Hejinian’s move is to reconstitute “daily life” out of the newspapers, going to the archives for the price of meat and potatoes, for the names of the bestsellers, making history’s minutia (wholly unequal to the “lilt” of muscle-memory) stand in for it. What’s remarkable is how little things change—even the names remain:
The “This World” section of the Sunday paper [for September 16, 1979] includes a short review of three “Washington novels,” including Executive Privilege: A Washington Novel by Lynne Cheney (“wife of Wymoing [sic] Rep. Richard Cheney”). The characters include “Vice President Boyston, who kicks chairs when he gets mad,” and “President Jenner,” who “previously in his career . . . went through a psychological funk.”À l’époque, Hejinian’d just finish’d Gesualdo; she quotes its opening: “Gesualdo d rests his life faithful, his, in pieces, are discontinuous and harm the use, who did not lack intensity.” Yeatsian echoes, disintegration, autonomy, reflecting its era solely (possibly) through form? Is this what it means to make an art that is rendered harmlessly ahistorical by its formal insistences? The lines ring oddly against the newspaper report’s overwhelming banality—“Could You Give Up Your Hair Dryer?”—punctured rarely by glimpses of the dire—war “raging in ‘Zimbabwe Rhodesia.’”
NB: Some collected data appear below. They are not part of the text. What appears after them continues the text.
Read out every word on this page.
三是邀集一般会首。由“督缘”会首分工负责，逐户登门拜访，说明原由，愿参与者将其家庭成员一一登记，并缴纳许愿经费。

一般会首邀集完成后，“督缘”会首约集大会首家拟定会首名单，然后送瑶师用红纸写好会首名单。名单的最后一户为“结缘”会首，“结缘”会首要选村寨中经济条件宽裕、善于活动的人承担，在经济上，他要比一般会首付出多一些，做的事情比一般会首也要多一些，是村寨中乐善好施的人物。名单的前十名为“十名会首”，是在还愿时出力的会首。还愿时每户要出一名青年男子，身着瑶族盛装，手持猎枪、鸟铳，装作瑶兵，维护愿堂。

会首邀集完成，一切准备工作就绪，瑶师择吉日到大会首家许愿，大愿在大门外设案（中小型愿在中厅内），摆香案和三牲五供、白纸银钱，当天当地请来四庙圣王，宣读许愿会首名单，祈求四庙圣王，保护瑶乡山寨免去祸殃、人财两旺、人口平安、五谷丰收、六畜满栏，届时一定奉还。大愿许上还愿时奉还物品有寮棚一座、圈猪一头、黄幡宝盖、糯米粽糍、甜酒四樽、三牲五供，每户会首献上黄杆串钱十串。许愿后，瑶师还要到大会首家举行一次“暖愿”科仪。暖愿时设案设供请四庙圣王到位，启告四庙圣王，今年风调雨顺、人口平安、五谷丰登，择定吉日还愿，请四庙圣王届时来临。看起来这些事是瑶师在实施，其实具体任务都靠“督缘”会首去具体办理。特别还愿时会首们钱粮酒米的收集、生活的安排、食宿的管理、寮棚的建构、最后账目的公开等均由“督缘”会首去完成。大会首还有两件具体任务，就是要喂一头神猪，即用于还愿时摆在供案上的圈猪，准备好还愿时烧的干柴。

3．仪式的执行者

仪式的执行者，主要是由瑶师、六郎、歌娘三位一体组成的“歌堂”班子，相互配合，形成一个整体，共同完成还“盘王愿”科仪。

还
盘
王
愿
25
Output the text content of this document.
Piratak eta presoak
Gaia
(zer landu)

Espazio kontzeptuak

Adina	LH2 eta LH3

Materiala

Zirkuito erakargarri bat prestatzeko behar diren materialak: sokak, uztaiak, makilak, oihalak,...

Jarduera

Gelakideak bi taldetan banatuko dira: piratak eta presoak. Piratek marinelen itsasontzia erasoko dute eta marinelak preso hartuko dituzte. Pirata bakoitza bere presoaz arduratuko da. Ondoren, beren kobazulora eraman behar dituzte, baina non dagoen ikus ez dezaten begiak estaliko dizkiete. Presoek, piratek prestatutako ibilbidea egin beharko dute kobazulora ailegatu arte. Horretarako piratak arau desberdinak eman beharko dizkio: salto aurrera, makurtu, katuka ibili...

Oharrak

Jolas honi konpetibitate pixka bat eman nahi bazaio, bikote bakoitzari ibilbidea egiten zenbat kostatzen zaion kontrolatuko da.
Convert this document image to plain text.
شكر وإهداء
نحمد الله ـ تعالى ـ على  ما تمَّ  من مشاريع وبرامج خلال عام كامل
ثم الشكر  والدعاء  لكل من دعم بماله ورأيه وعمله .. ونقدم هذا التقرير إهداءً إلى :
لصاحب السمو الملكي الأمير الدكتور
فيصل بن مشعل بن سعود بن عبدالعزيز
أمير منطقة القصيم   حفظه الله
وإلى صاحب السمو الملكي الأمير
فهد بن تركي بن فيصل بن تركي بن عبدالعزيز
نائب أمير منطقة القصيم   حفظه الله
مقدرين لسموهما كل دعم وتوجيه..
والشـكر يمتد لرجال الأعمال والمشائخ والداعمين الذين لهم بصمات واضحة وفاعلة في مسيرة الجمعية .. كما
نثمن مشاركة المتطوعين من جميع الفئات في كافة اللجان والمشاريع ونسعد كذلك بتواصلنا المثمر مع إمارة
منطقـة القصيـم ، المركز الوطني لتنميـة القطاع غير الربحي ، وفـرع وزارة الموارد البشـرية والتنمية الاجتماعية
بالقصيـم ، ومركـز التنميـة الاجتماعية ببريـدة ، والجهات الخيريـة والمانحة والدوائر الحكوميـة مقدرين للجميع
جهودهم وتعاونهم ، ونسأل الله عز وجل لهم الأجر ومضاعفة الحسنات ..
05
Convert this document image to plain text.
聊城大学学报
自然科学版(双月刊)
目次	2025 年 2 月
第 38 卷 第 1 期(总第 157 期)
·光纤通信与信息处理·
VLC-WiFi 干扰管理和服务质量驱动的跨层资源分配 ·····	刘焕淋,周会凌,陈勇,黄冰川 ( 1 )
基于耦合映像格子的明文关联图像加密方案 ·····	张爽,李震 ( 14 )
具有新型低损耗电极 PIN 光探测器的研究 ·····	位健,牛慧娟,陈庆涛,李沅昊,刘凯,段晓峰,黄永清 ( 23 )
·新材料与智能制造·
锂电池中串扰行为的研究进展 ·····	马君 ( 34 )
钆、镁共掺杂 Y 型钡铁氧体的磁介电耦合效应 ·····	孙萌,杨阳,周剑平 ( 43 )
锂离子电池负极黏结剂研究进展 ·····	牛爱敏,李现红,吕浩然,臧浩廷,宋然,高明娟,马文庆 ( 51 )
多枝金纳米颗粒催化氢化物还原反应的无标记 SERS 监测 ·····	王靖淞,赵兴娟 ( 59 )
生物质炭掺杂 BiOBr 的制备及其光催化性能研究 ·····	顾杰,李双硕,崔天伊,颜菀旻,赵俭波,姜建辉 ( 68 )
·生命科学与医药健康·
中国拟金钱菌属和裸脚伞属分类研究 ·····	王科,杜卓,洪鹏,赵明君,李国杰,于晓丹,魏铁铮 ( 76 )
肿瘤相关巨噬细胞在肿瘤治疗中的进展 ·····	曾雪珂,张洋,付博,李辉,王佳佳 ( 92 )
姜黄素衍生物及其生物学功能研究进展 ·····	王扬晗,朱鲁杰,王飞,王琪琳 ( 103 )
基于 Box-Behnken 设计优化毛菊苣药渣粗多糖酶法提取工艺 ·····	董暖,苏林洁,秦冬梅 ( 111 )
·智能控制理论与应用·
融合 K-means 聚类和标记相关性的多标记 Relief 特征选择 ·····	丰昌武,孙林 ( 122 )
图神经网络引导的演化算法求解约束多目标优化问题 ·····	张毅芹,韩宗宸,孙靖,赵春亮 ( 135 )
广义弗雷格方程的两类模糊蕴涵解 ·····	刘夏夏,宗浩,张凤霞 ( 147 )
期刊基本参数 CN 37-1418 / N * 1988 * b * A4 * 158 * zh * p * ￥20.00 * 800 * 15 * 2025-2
Oddly enough (or perhaps not so—each Grand Pianist “responds” to the writer immediately prior) following my ineffectual hand-wringing (flailing) of yesterday about class, Hejinian, too, mentions (only to drop): “. . . class remains one of the least discussed, most vexing, issues affecting our social and political lives—and, perhaps, our artistic ones. It’s an issue I’m persistently uncomfortable with personally, although I am often engaged with it at a theoretical level.” Of course (my flailing). Though, oughtn’t the “experiment in collective autobiography” allow the group a place for trying to write against that discomfort? Unless the Piano is merely the opportunity to write oneself—as Tom Mandel says (jokingly, I think) “into the record.”